Dominika zaczęła pracować w przedszkolu.

Dziewczyny nazywają mnie "wróżką od dzieci". Od zawsze wiązałam przyszłość z zawodem nauczyciela przedszkolnego/wczesnej edukacji. Skończyłam studia magisterskie zgodnie ze swoją pasją. Sytuacja panująca w kraju zmotywowała mnie do rozpoczęcia pracy jako nauczyciel, a natrafiła się okazja do pracy w przedszkolu publicznym wśród dobrych ludzi i świetnych dzieciaków - mówi w rozmowie z Plejadą.

Pozostałe wokalistki zespołu również trochę zmieniły swoje plany i życie. Patrycja podjęła decyzję o powrocie na studia. Obecnie zamiast na koncertach skupia się na nauce.

Gdy zaczęła się nasza przygoda z zespołem, rozpoczynałam studia, które przerwałam m.in. z powodu braku czasu i wielu zajętości związanych z zespołem. Od dłuższego czasu jednak planowałam powrót do studiowania i obecny czas był idealną okazją. Studiuję edukację artystyczną na Uniwersytecie Szczecińskim i ze względu na dużą ilość zajęć aktualnie oddaje się nauce - powiedziała.

Z kolei Tulia przed pandemią pracowała jako przewodnik turystyczny. Co radzą innym artystom, którzy znaleźli się w podobnej sytuacji?

Chyba pozostaje nam ich przekonać, że realistyczne stąpanie po ziemi, nie tylko romantyczne, jest ok. Trzeba żyć, a do tego potrzebne są też wykształcenie i pieniądze.

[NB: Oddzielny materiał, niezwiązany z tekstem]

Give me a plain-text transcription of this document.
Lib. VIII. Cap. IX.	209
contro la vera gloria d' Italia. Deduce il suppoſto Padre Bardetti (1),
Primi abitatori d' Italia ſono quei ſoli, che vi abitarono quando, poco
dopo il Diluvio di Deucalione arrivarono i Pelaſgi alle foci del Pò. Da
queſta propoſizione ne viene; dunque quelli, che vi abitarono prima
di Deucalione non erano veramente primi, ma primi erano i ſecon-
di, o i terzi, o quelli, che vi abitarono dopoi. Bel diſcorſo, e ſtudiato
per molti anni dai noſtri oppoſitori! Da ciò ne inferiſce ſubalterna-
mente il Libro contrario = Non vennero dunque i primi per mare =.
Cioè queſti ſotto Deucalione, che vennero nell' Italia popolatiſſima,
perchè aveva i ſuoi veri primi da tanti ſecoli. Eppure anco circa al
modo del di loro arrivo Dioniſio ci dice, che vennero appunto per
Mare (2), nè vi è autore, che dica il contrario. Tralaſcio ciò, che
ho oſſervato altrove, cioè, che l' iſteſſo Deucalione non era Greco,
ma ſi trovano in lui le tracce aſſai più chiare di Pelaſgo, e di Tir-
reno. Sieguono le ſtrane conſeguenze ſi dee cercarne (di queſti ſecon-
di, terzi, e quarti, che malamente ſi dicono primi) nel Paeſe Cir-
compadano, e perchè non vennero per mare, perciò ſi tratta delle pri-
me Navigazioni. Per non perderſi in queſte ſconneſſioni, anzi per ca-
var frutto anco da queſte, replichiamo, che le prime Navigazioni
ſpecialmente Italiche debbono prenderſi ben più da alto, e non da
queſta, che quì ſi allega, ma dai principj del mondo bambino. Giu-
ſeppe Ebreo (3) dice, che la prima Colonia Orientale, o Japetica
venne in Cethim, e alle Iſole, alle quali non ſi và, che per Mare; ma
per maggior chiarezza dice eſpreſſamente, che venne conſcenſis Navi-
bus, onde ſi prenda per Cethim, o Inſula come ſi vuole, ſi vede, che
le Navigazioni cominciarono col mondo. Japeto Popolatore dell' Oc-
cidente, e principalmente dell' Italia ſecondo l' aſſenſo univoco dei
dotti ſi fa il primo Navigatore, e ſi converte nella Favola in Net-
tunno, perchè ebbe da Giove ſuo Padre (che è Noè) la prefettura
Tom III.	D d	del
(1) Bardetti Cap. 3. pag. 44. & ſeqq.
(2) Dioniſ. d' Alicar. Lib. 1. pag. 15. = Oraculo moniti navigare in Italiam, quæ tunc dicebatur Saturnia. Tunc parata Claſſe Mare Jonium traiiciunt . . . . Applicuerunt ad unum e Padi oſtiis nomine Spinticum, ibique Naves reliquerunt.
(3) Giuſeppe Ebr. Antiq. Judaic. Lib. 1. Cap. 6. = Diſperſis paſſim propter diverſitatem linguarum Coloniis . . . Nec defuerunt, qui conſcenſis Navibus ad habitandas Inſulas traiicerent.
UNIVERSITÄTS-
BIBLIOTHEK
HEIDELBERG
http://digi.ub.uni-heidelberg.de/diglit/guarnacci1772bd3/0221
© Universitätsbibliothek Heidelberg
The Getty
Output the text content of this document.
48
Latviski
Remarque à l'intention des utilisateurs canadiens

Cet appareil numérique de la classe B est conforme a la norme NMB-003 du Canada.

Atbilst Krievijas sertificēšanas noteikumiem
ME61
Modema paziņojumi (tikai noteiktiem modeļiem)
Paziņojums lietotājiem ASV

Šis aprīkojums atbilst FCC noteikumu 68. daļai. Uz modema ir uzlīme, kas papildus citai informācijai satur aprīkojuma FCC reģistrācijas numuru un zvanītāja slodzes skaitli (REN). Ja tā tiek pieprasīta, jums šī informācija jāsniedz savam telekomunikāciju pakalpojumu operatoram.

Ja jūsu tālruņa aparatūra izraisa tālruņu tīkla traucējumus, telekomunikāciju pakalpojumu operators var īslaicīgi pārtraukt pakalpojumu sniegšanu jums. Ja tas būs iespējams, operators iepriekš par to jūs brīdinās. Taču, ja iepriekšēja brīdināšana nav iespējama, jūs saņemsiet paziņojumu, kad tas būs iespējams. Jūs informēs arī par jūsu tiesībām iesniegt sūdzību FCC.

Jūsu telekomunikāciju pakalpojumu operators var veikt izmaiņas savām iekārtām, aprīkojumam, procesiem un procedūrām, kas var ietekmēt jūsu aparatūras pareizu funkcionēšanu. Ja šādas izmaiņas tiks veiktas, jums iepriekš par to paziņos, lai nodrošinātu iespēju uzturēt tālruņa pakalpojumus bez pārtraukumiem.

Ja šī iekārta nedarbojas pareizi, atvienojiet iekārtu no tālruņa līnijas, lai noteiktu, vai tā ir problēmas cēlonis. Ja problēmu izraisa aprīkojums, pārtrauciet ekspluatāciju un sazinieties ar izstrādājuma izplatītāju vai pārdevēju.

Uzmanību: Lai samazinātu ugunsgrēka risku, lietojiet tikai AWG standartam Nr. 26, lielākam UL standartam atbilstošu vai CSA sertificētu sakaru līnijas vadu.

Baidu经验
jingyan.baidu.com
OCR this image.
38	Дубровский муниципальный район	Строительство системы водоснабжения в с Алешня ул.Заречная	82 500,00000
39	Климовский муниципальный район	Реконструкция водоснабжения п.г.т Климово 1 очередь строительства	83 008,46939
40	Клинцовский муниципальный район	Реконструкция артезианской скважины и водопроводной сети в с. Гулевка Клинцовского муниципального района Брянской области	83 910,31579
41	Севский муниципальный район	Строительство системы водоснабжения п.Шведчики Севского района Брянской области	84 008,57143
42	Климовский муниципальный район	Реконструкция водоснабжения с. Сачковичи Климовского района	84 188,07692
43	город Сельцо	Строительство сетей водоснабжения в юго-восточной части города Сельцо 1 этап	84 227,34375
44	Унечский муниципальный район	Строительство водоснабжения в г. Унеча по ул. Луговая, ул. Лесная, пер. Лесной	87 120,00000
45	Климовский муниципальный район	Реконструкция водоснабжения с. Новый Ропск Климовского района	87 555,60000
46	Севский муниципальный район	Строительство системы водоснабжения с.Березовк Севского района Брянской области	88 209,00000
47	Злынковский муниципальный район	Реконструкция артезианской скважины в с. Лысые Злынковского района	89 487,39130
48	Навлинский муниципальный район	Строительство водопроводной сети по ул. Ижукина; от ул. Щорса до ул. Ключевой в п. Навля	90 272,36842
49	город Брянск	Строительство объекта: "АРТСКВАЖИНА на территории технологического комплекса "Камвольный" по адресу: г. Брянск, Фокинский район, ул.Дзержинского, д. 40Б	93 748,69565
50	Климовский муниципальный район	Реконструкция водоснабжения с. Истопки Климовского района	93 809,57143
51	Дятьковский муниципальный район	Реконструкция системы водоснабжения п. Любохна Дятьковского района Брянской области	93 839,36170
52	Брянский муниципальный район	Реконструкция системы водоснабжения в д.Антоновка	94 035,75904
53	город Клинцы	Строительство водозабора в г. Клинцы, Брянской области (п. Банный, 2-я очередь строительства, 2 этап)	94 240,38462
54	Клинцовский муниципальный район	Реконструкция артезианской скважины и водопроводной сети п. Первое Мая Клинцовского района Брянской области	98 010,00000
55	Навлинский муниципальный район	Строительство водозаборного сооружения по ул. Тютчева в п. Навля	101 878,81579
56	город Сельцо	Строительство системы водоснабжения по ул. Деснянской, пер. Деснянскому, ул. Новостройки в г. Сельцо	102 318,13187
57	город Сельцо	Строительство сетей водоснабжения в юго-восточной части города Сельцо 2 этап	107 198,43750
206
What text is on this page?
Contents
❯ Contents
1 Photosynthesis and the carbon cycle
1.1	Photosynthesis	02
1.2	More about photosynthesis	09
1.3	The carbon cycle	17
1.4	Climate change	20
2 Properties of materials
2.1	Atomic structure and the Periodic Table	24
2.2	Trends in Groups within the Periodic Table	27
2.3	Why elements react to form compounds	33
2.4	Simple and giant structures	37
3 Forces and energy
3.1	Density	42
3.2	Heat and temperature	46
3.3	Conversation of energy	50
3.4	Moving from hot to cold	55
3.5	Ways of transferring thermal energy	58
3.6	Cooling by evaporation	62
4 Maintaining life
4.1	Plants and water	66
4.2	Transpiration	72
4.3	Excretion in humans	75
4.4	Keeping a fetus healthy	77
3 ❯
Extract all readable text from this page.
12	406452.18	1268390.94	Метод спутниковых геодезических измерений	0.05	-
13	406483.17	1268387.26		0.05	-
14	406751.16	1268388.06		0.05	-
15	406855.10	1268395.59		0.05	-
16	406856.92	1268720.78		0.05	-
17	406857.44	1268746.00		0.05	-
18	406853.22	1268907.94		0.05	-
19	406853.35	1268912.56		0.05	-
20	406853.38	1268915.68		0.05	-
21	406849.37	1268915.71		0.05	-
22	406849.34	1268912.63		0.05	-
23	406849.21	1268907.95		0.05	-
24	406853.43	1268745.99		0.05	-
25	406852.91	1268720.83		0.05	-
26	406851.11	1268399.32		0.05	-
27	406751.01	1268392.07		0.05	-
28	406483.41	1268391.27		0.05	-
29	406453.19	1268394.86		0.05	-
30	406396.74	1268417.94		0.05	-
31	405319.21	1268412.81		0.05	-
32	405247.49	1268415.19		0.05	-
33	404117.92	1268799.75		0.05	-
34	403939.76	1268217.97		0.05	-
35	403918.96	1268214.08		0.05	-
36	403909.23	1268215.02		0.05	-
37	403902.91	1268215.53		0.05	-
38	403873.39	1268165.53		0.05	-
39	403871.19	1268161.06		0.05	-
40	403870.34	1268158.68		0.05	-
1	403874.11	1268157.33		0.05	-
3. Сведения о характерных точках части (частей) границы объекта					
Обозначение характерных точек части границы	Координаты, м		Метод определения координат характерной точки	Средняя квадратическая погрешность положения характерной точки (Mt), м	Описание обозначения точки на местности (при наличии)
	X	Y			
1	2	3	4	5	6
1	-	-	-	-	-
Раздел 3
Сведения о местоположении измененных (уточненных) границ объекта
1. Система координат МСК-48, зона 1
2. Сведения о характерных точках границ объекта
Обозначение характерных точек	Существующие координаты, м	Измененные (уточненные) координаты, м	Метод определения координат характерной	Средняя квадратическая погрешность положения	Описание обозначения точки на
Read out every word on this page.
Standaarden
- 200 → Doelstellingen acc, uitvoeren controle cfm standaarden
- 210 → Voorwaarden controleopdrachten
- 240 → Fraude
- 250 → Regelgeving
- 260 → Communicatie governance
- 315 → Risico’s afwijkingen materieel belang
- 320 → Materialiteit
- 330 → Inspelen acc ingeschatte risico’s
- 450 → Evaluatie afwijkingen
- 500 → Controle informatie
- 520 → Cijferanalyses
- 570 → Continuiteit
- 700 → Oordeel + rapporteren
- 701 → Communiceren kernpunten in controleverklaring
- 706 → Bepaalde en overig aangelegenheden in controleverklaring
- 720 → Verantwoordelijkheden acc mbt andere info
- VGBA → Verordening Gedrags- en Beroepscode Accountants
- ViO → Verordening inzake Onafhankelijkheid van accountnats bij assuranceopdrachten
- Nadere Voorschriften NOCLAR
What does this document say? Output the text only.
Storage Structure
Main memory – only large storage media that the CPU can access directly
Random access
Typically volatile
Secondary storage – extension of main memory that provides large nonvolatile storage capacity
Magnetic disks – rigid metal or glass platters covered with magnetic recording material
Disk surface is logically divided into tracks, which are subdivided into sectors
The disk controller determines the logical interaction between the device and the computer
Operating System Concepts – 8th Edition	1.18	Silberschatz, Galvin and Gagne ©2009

Jeżeli możecie, "kombinujcie" w obszarach, które kochacie, uczcie się, korzystajcie z dostępnych pomocy materialnych i pamiętajcie, że żadna uczciwa praca nie jest zła. W tej chwili wszyscy odpowiedzialni ludzie na pewno mają zrozumienie dla sytuacji i siebie nawzajem - mówią.